Accessing the data

In this case study, and in the subsequent mini homework, you will work with the 2016 General Social Survey (GSS). The data can be found in the \data folder of your assignment repository. This is an excerpt from the 2016 GSS containing only the variables that will be used for these two assignments. We’re not distributing the entire dataset in order to keep the size of the dataset reasonable.

You can load the data with

gss16 <- read_csv("data/gss16_excerpt.csv")

Some of the questions ask about conditions for inference. Note that the GSS employs random sampling.

Accessing the assignment repo

Go to the #assignment-links channel on Slack, click on the link, and accept the assignment.


Part 1:

As a follow up to the case study you worked on in class, you will evaluate whether Americans who identify as Republican and Democrat feel differently about evolution. In addition to the EVOLUTION variable you will also use the PARTYID variable. This variable stores answers to the following question:

Generally speaking, do you usually think of yourself as a Republican, Democrat, Independent, or what?

  1. Create a new data frame that omits respondents who identify as Independent (as well as Independent and near Republican or Democrat) as well as those who identify as other party. This information is in the PARTYID variable. Also in this data frame combine the levels of STRONG DEMOCRAT and NOT STR DEMOCRAT to DEMOCRAT and STRONG REPUBLICAN and NOT STR REPUBLICAN to REPUBLICAN. How many observations are in this data frame?
  2. Summarise the distribution of responses to EVOLVED based on updated party affiliation variable.
  3. Is the independence condition satisfied for these data? Explain your reasoning.
  4. Write the hypotheses for testing for a difference between the percent of Democrats and Republicans who believe in evolution.
  5. Conduct the hypothesis test …
  1. Using simulation based methods.
  2. Using CLT based methods (only if the sample size condition is satisfied). You will need to use the prop.test function to conduct the test.
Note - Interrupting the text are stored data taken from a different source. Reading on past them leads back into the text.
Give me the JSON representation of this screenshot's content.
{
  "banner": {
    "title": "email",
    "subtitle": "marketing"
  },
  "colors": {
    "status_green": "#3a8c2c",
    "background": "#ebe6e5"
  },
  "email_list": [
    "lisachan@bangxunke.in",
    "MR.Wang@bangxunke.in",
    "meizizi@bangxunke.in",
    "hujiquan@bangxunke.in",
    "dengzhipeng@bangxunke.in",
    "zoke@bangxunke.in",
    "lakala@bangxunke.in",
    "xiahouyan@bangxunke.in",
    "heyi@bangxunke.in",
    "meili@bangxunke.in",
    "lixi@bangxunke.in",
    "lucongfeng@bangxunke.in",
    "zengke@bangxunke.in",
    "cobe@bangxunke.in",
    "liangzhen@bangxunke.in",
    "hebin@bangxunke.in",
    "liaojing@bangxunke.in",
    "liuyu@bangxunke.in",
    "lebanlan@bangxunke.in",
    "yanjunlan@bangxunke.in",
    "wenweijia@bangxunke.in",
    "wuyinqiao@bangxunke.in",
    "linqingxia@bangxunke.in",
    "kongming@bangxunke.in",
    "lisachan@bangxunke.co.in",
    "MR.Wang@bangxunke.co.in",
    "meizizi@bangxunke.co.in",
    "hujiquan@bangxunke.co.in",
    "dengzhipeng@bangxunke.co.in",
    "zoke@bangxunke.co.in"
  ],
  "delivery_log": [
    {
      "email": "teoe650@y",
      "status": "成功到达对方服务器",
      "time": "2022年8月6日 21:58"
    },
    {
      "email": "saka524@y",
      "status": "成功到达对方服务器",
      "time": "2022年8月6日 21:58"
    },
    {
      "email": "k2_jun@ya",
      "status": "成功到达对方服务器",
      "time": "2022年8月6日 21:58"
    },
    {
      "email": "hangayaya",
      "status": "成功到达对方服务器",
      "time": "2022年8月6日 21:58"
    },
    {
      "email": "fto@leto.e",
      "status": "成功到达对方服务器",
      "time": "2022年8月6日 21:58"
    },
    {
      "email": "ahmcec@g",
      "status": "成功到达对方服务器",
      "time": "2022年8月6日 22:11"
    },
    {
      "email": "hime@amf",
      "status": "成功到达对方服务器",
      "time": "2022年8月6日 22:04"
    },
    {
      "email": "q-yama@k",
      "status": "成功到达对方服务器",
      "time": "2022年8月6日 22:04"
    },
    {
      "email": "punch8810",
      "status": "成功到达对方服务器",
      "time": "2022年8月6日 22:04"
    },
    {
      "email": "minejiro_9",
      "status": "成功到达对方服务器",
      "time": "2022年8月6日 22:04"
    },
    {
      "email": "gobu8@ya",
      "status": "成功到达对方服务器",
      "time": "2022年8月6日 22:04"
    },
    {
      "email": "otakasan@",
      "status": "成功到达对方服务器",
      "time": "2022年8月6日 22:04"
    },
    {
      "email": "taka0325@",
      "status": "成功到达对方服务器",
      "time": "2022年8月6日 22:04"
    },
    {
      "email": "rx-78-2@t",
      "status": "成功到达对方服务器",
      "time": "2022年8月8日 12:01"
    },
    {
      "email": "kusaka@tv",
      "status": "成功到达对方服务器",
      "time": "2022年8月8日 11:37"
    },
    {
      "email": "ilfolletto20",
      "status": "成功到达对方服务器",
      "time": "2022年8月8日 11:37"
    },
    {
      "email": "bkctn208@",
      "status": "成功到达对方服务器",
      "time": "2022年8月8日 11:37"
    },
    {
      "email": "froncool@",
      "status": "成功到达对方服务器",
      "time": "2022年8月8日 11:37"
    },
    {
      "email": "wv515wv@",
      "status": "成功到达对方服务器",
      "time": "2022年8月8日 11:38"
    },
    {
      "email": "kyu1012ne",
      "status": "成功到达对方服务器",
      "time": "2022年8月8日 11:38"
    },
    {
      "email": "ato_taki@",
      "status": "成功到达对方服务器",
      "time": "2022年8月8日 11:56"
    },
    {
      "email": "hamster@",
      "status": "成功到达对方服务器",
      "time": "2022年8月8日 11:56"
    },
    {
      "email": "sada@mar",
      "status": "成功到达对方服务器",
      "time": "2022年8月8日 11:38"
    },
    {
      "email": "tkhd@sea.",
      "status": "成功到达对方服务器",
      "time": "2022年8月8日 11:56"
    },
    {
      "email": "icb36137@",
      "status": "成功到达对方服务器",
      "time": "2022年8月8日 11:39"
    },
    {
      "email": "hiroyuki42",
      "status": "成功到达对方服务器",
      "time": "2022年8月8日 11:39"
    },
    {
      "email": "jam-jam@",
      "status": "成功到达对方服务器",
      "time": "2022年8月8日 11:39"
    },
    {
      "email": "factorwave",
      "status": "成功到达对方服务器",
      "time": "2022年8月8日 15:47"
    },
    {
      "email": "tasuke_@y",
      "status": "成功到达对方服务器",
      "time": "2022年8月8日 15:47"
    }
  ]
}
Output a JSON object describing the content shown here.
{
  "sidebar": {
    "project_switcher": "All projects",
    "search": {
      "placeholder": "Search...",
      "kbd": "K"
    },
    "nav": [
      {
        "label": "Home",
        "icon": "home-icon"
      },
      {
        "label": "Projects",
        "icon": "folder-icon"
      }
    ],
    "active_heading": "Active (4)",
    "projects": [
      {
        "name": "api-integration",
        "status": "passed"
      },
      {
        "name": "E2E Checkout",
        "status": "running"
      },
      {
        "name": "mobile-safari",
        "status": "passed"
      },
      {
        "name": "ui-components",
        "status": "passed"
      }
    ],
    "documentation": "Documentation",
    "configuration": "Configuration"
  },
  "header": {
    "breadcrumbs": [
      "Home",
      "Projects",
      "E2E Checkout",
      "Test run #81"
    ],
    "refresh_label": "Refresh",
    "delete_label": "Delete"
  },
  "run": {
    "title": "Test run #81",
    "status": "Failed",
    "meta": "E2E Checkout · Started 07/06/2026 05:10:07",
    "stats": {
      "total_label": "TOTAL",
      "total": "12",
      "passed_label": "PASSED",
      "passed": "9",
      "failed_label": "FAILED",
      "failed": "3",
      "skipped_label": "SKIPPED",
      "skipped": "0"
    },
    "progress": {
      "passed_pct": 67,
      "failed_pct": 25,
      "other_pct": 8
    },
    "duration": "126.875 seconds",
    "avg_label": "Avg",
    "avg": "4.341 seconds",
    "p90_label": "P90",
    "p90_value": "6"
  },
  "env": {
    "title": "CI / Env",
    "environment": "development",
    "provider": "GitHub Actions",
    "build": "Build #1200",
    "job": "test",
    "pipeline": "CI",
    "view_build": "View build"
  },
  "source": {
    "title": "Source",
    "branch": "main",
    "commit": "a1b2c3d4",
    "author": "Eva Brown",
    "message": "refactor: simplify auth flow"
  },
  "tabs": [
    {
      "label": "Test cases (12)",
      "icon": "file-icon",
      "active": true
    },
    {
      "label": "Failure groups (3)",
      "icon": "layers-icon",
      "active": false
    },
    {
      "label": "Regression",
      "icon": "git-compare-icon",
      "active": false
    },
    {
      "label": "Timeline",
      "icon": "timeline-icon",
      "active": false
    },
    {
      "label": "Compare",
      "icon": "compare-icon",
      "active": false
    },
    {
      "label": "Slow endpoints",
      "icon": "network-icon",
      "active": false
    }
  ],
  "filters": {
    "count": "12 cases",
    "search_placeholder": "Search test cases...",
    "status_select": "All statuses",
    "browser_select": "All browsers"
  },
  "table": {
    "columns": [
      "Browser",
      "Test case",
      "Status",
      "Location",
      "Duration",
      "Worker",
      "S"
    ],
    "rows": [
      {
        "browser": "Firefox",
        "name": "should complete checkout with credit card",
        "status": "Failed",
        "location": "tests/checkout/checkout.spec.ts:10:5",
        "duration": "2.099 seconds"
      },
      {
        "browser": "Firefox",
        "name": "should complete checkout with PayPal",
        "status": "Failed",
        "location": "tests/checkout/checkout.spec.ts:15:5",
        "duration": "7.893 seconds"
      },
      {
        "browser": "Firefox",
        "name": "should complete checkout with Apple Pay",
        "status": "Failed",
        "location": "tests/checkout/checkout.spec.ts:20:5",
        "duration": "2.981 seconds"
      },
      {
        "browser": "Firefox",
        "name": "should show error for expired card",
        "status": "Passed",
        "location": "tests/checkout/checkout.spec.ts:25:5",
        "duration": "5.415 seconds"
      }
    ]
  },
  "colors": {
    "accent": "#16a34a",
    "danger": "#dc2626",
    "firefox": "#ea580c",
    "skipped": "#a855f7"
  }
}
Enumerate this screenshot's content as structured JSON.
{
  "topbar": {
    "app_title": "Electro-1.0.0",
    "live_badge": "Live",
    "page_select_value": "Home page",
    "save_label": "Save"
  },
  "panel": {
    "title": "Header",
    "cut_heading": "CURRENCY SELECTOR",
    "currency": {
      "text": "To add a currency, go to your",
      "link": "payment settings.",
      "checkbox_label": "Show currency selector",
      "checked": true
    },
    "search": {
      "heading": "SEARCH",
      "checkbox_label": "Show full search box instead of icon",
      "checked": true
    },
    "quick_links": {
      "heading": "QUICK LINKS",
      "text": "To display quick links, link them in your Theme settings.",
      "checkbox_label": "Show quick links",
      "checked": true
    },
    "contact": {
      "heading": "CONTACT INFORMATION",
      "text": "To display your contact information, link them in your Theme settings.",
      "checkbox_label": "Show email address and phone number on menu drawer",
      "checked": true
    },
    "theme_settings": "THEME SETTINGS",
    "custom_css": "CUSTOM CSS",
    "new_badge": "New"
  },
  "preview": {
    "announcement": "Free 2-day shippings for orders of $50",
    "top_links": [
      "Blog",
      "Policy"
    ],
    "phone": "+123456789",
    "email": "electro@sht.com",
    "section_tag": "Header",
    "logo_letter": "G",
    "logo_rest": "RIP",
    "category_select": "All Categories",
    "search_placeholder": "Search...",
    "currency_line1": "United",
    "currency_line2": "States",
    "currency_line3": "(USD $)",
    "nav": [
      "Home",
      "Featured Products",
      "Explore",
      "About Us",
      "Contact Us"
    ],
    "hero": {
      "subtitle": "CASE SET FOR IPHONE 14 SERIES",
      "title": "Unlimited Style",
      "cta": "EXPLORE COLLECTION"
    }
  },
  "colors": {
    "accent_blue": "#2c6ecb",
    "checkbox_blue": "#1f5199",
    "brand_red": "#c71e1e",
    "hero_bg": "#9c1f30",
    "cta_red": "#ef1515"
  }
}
    prop.test(x = [number of successes], n = [sample size], alternative = "two.sided")

Note: Number of successes and sample size are both vectors of length 2, one entry for Democrats and one for Republicans, e.g. if 10 out of 40 Republicans and 30 out of 50 Democrats believe in evolution: x = c(10, 30) and n = c(40, 50).

  1. Do your hypothesis tests produce roughly similar results?
  2. Pick one of the p-values and interpret it in context of the data.

Part 2:

Next we take a look at how much time Americans spend on email. The GSS asks

About how many minutes or hours per week do you spend sending and answering electronic mail or e-mail?

The answers to this question are stored in EMAILHR and EMAILMIN. The sum of these variables define the total amount of time respondents spend on email.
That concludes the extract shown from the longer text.